Gangguan kesadaran. Mengantuk terus menerus, mulai kacau jika berkomunikasi dan lain-lain.
~ Minggu Ketiga
Suhu tubuh berangsung-angsur turun dan normal kembali di akhir minggu. Hal itu jika terjadi
tanpa komplikasi atau berhasil diobati. Bila keadaan membaik, gejala-gejala akan berkurang dan
temperatur mulai turun. Meskipun demikian justru pada saat ini komplikasi perdarahan dan
perforasi cenderung untuk terjadi, akibat lepasnya kerak dari ulkus. Sebaliknya jika keadaan
makin memburuk, dimana toksemia memberat dengan terjadinya tanda-tanda khas berupa
delirium atau stupor,otot-otot bergerak terus, inkontinensia alvi dan inkontinensia urin.
Meteorisme dan timpani masih terjadi, juga tekanan abdomen sangat meningkat diikuti dengan
nyeri perut. Penderita kemudian mengalami kolaps. Jika denyut nadi sangat meningkat disertai
oleh peritonitis lokal maupun umum, maka hal ini menunjukkan telah terjadinya perforasi usus
sedangkan keringat dingin,gelisah,sukar bernapas dan kolaps dari nadi yang teraba denyutnya
memberi gambaran adanya perdarahan.
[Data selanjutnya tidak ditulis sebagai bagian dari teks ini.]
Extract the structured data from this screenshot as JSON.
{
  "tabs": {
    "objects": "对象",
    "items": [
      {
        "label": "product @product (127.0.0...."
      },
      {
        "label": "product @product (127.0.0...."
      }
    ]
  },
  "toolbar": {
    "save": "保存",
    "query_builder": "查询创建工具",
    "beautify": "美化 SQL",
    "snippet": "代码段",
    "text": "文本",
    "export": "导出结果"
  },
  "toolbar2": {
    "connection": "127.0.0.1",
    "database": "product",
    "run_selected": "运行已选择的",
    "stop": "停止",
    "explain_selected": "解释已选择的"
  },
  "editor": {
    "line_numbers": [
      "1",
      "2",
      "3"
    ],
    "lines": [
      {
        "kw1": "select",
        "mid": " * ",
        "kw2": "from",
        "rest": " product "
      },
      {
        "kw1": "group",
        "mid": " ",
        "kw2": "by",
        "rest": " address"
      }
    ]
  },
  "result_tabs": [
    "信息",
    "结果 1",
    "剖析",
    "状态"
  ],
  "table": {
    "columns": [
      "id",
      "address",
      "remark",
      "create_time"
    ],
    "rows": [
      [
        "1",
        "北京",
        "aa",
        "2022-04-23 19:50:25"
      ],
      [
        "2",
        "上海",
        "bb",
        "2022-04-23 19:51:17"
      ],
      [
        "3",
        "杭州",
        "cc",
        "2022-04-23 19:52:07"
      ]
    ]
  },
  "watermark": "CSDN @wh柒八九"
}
Degenerasi miokardial toksik merupakan penyebab
umum dari terjadinya kematian penderita demam tifoid pada minggu ketiga.
~ Minggu keempat
Merupakan stadium penyembuhan meskipun pada awal minggu ini dapat dijumpai adanya
pneumonia lobar atau tromboflebitis vena femoralis.
PENCEGAHAN
Pencegahan demam tifoid, rute utama penularan demam tifoid adalah melalui air minum
atau makan makanan yang terkontaminasi dengan Salmonella typhi. Pencegahan didasarkan
pada akses menjamin untuk aman air dan dengan mempromosikan praktek-praktek penanganan
makanan yang aman. Pendidikan kesehatan penting untuk meningkatkan kesadaran publik dan
mendorong perubahan perilaku.
1. Air yang aman
Demam tifoid adalah penyakit ditularkan melalui air dan ukuran pencegahan utama
adalah untuk memastikan akses terhadap air yang aman. Air harus berkualitas baik dan
harus cukup untuk kebutuhan semua masyarakat. Selama wabah langkah-langkah kontrol
berikut adalah kepentingan tertentu:
a. Di daerah perkotaan, pengendalian dan pengobatan sistem pasokan air harus
diperkuat dari tangkapan ke konsumen. Air minum yang aman harus dibuat
tersedia untuk populasi melalui sistem pipa atau dari truk tangki.
b. Di daerah pedesaan, sumur harus diperiksa untuk patogen dan dirawat jika perlu.
c. Di rumah, perhatian khusus harus diberikan kepada desinfeksi dan penyimpanan air
yang aman sumbernya.
2. Makanan yang aman
Makanan yang terkontaminasi merupakan wahana yang penting untuk transmisi demam tifoid.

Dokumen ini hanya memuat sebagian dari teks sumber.